- Meteorologia aponta cenário incomum para junho de 2026: a partir de 10 de junho, áreas de baixa pressão, frentes frias e ciclones extratropicais devem trazer chuva ao Sul, Sudeste e Centro-Oeste, com acumulados acima de 100 mm em algumas localidades.
- Esperam-se ventos entre 60 km/h e 100 km/h, granizo e tempestades em áreas do Sul e do Centro-Oeste; o Inmet emitiu alertas de tempestades com possibilidade de granizo e ventos fortes.
- O evento deve alcançar pelo menos 11 estados e o Distrito Federal, com precipitações que podem provocar alagamentos e interrupções no fornecimento de energia.
- Maior volume de chuva é aguardado em Mato Grosso do Sul, Paraná e interior de São Paulo, com acumulados acima de 50 mm em 24 horas e até 100 mm em pontos isolados.

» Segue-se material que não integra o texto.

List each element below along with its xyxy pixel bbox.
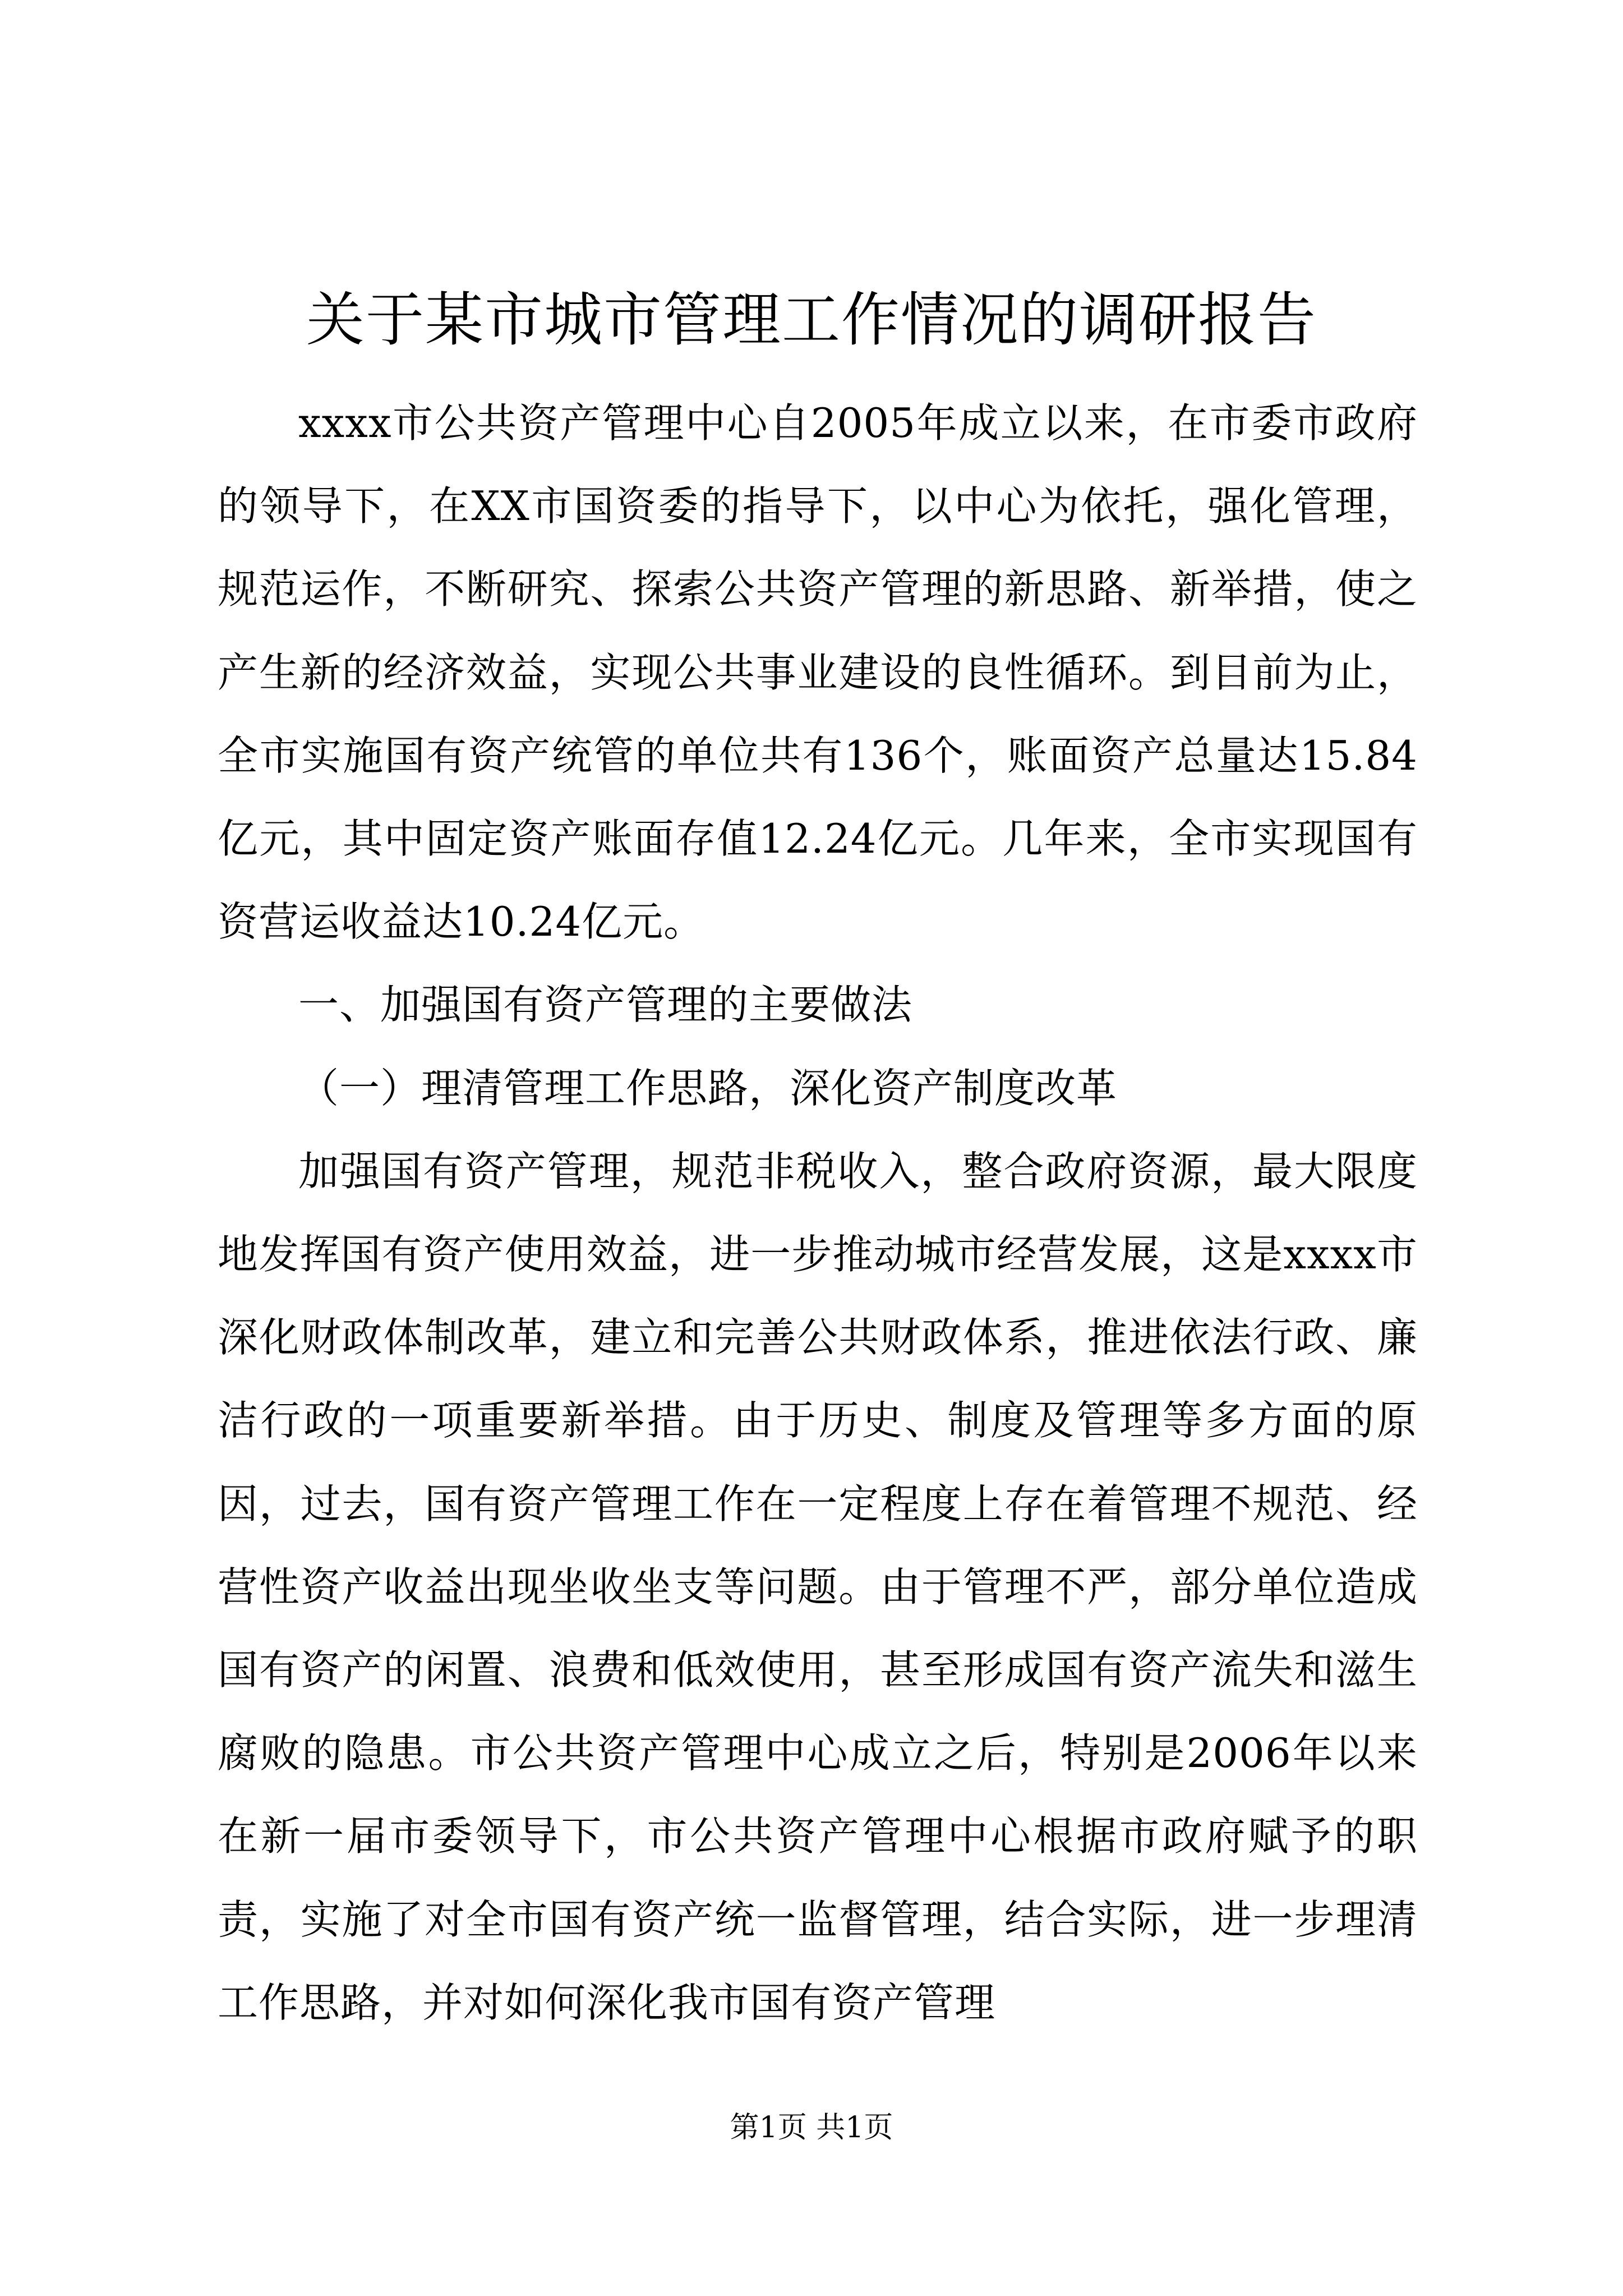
paragraph-intro: xxxx市公共资产管理中心自2005年成立以来，在市委市政府的领导下，在XX市国资委的指导下，以中心为依托，强化管理，规范运作，不断研究、探索公共资产管理的新思路、新举措，使之产生新的经济效益，实现公共事业建设的良性循环。到目前为止，全市实施国有资产统管的单位共有136个，账面资产总量达15.84亿元，其中固定资产账面存值12.24亿元。几年来，全市实现国有资营运收益达10.24亿元。 — [218, 399, 1418, 946]
section-heading: 一、加强国有资产管理的主要做法 — [298, 981, 913, 1029]
document-body — [218, 381, 1418, 2044]
document-title: 关于某市城市管理工作情况的调研报告 — [306, 286, 1317, 354]
page-footer: 第1页 共1页 — [730, 2111, 893, 2145]
subsection-heading: （一）理清管理工作思路，深化资产制度改革 — [298, 1064, 1118, 1112]
paragraph-body: 加强国有资产管理，规范非税收入，整合政府资源，最大限度地发挥国有资产使用效益，进一步推动城市经营发展，这是xxxx市深化财政体制改革，建立和完善公共财政体系，推进依法行政、廉洁行政的一项重要新举措。由于历史、制度及管理等多方面的原因，过去，国有资产管理工作在一定程度上存在着管理不规范、经营性资产收益出现坐收坐支等问题。由于管理不严，部分单位造成国有资产的闲置、浪费和低效使用，甚至形成国有资产流失和滋生腐败的隐患。市公共资产管理中心成立之后，特别是2006年以来在新一届市委领导下，市公共资产管理中心根据市政府赋予的职责，实施了对全市国有资产统一监督管理，结合实际，进一步理清工作思路，并对如何深化我市国有资产管理 — [218, 1147, 1418, 2026]
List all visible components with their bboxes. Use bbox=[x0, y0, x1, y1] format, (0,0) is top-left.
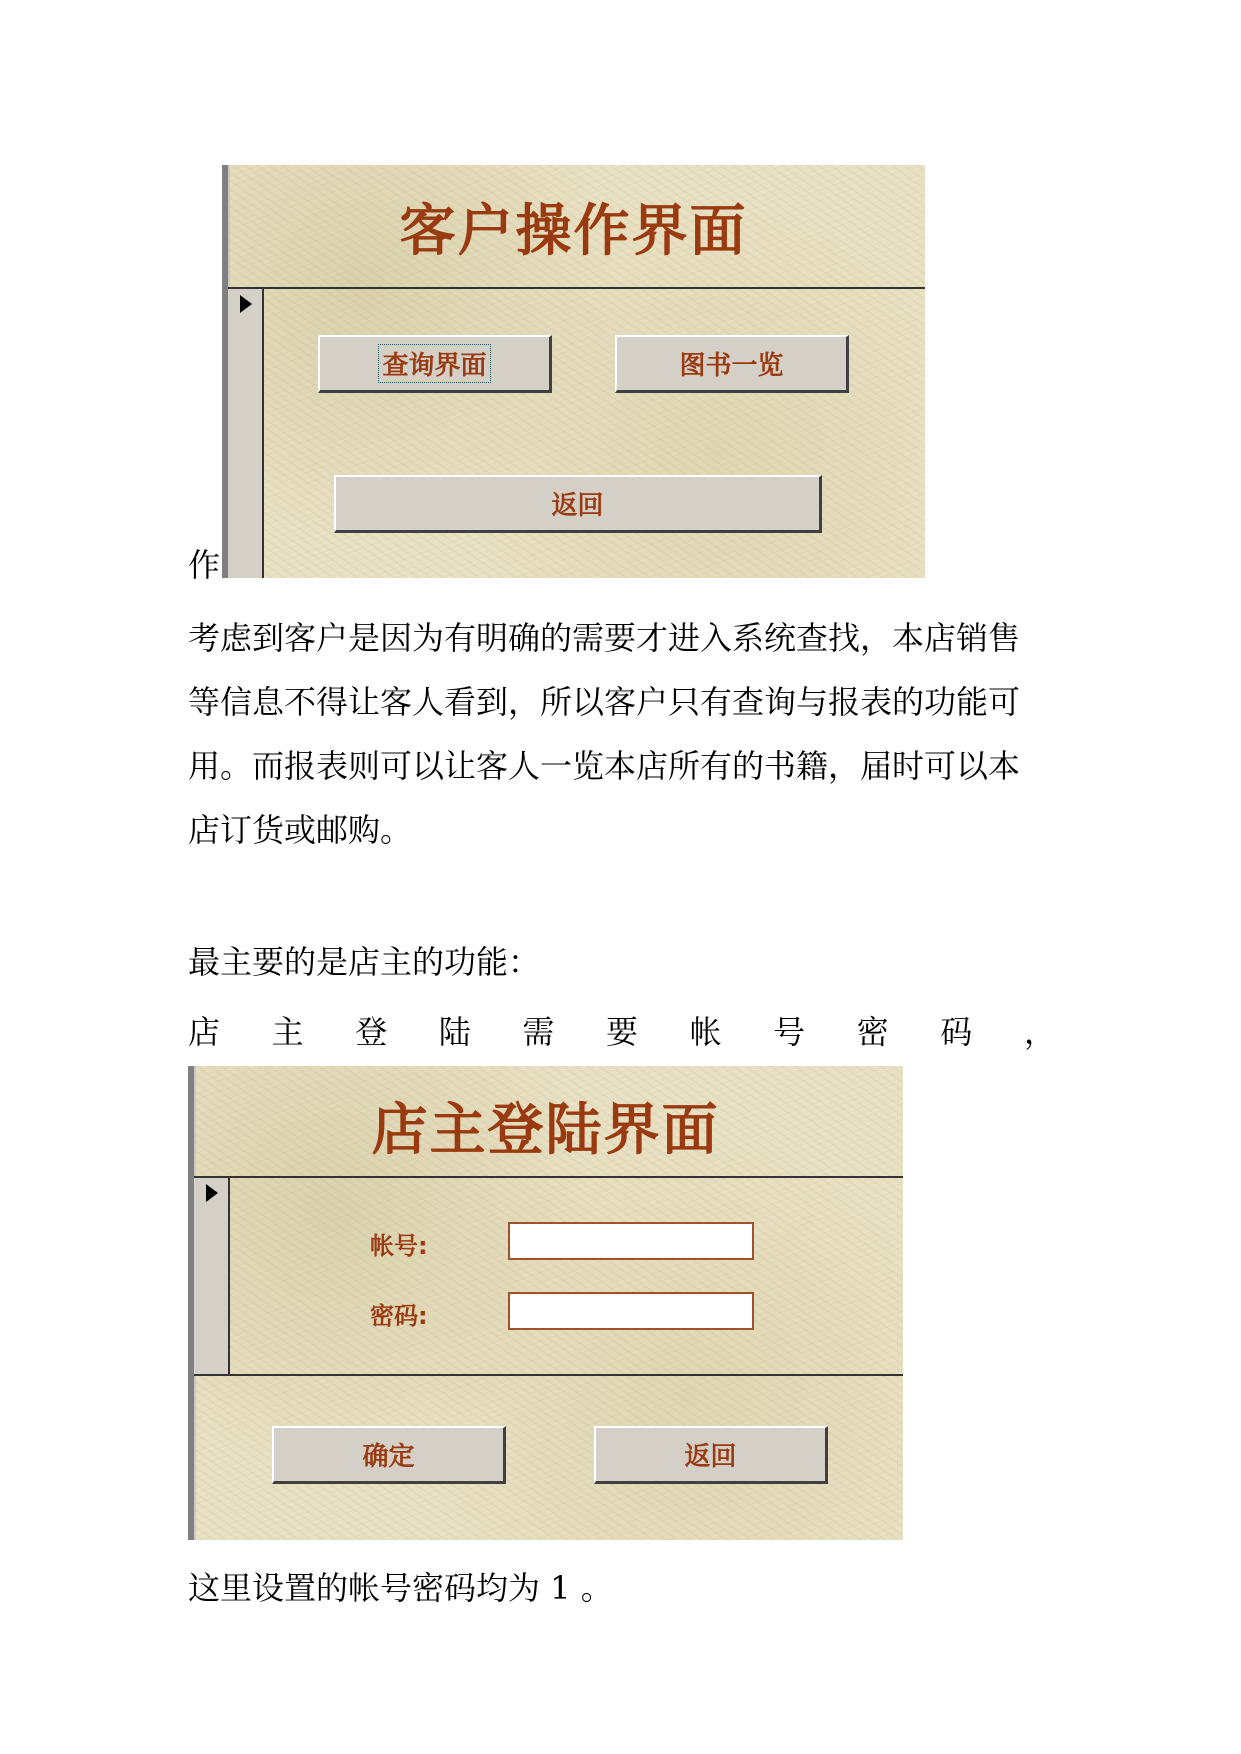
spread-char: 密 bbox=[856, 1013, 889, 1051]
back-button[interactable]: 返回 bbox=[334, 475, 822, 533]
account-field[interactable] bbox=[508, 1222, 754, 1260]
paragraph-owner-intro: 最主要的是店主的功能： bbox=[188, 943, 541, 981]
account-label: 帐号: bbox=[370, 1232, 428, 1260]
spread-char: 店 bbox=[188, 1013, 221, 1051]
owner-form-title: 店主登陆界面 bbox=[371, 1097, 720, 1163]
spread-char: 号 bbox=[773, 1013, 806, 1051]
stray-character: 作 bbox=[188, 546, 221, 584]
back-button[interactable]: 返回 bbox=[594, 1426, 828, 1484]
spread-char: 需 bbox=[522, 1013, 555, 1051]
books-list-button[interactable]: 图书一览 bbox=[615, 335, 849, 393]
paragraph-customer-description bbox=[188, 606, 1056, 862]
record-selector[interactable] bbox=[194, 1178, 230, 1374]
spread-char: 登 bbox=[355, 1013, 388, 1051]
form-footer-divider bbox=[194, 1374, 903, 1376]
query-button[interactable] bbox=[318, 335, 552, 393]
password-label: 密码: bbox=[370, 1302, 428, 1330]
spread-char: 码 bbox=[940, 1013, 973, 1051]
text-line: 店订货或邮购。 bbox=[188, 811, 413, 849]
confirm-button[interactable]: 确定 bbox=[272, 1426, 506, 1484]
customer-operation-form bbox=[222, 165, 925, 578]
text-line: 考虑到客户是因为有明确的需要才进入系统查找，本店销售 bbox=[188, 619, 1021, 657]
spread-char: 要 bbox=[605, 1013, 638, 1051]
form-header-divider bbox=[194, 1176, 903, 1178]
spread-char: 帐 bbox=[689, 1013, 722, 1051]
spread-char: 主 bbox=[271, 1013, 304, 1051]
record-pointer-icon bbox=[240, 295, 252, 313]
query-button-label: 查询界面 bbox=[378, 344, 490, 383]
record-pointer-icon bbox=[206, 1184, 218, 1202]
password-field[interactable] bbox=[508, 1292, 754, 1330]
paragraph-owner-login bbox=[188, 1000, 1056, 1064]
text-line: 用。而报表则可以让客人一览本店所有的书籍，届时可以本 bbox=[188, 747, 1021, 785]
form-header-divider bbox=[228, 287, 925, 289]
paragraph-credentials-note: 这里设置的帐号密码均为 1 。 bbox=[188, 1569, 613, 1607]
spread-char: ， bbox=[1023, 1013, 1056, 1051]
spread-char: 陆 bbox=[438, 1013, 471, 1051]
owner-login-form bbox=[188, 1066, 903, 1540]
customer-form-title: 客户操作界面 bbox=[399, 198, 748, 264]
record-selector[interactable] bbox=[228, 289, 264, 578]
text-line: 等信息不得让客人看到，所以客户只有查询与报表的功能可 bbox=[188, 683, 1021, 721]
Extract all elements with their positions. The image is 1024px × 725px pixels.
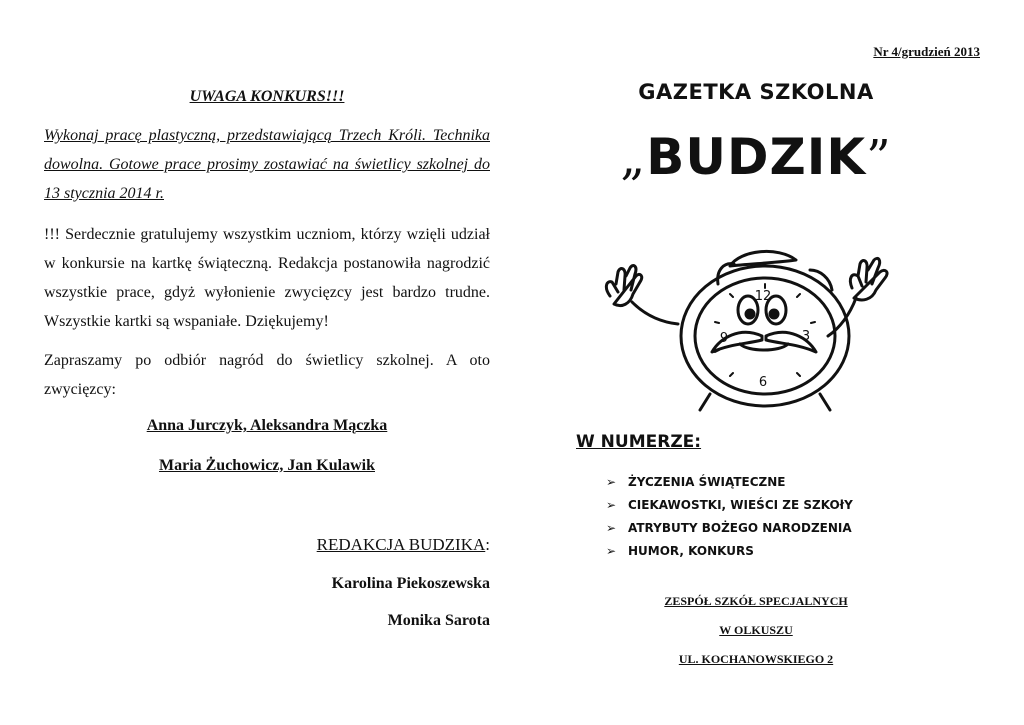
winners-line: Maria Żuchowicz, Jan Kulawik (158, 457, 375, 474)
toc-item-label: HUMOR, KONKURS (628, 543, 754, 558)
toc-item (606, 516, 853, 539)
newsletter-label: GAZETKA SZKOLNA (638, 80, 874, 104)
newsletter-title (560, 128, 952, 186)
school-address: UL. KOCHANOWSKIEGO 2 (678, 652, 834, 666)
issue-number: Nr 4/grudzień 2013 (873, 44, 980, 59)
left-column (44, 82, 490, 635)
in-this-issue-heading: W NUMERZE: (576, 432, 702, 452)
arrow-bullet-icon: ➢ (606, 497, 617, 512)
toc-item (606, 539, 853, 562)
school-name: ZESPÓŁ SZKÓŁ SPECJALNYCH (664, 594, 848, 608)
clock-number-9: 9 (719, 331, 729, 346)
clock-number-12: 12 (754, 289, 772, 304)
contest-title: UWAGA KONKURS!!! (189, 88, 345, 105)
table-of-contents (606, 470, 853, 562)
editor-name: Karolina Piekoszewska (331, 575, 490, 592)
school-city: W OLKUSZU (719, 623, 793, 637)
contest-description: Wykonaj pracę plastyczną, przedstawiającą Trzech Króli. Technika dowolna. Gotowe prace prosimy zostawiać na świetlicy szkolnej do 13 stycznia 2014 r. (44, 127, 490, 202)
arrow-bullet-icon: ➢ (606, 543, 617, 558)
toc-item (606, 470, 853, 493)
title-text: BUDZIK (646, 128, 867, 186)
close-quote: ” (866, 130, 892, 186)
clock-number-6: 6 (758, 375, 768, 390)
arrow-bullet-icon: ➢ (606, 474, 617, 489)
invitation-paragraph: Zapraszamy po odbiór nagród do świetlicy szkolnej. A oto zwycięzcy: (44, 352, 490, 398)
congratulations-paragraph: !!! Serdecznie gratulujemy wszystkim uczniom, którzy wzięli udział w konkursie na kartkę świąteczną. Redakcja postanowiła nagrodzić wszystkie prace, gdyż wyłonienie zwycięzcy jest bardzo trudne. Wszystkie kartki są wspaniałe. Dziękujemy! (44, 226, 490, 330)
arrow-bullet-icon: ➢ (606, 520, 617, 535)
editorial-heading (44, 530, 490, 559)
editorial-label: REDAKCJA BUDZIKA (316, 535, 486, 554)
toc-item-label: ŻYCZENIA ŚWIĄTECZNE (628, 474, 786, 489)
toc-item-label: CIEKAWOSTKI, WIEŚCI ZE SZKOłY (628, 497, 853, 512)
toc-item-label: ATRYBUTY BOŻEGO NARODZENIA (628, 520, 852, 535)
alarm-clock-illustration (600, 248, 910, 416)
toc-item (606, 493, 853, 516)
clock-number-3: 3 (801, 329, 811, 344)
editor-name: Monika Sarota (387, 612, 490, 629)
editorial-colon: : (485, 535, 490, 554)
winners-line: Anna Jurczyk, Aleksandra Mączka (146, 417, 388, 434)
open-quote: „ (620, 130, 647, 186)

- Previsões indicam maior ocorrência de chuva no Paraná, Santa Catarina e oeste do Paraná entre quarta e sexta; há expectativa de novas mudanças entre 17 e 19 de junho, com ventos fortes e possibilidade de granizo.
O Centro de Meteorologia aponta cenário incomum para junho. A partir de 10 de junho de 2026, áreas de baixa pressão, frentes frias e ciclones extratropicais devem espalhar chuva pelo Sul, Sudeste e Centro-Oeste.
As previsões indicam acumulados superiores a 100 mm em algumas localidades, com ventos entre 60 km/h e 100 km/h, além de granizo e tempestades em áreas do Sul e do Centro-Oeste. O episódio envolve ao menos 11 estados e o Distrito Federal.
O Instituto Nacional de Meteorologia (Inmet) emitiu alertas para tempestades com queda de granizo e ventos fortes. As chuvas podem causar alagamentos e interrupções no fornecimento de energia em regiões afetadas.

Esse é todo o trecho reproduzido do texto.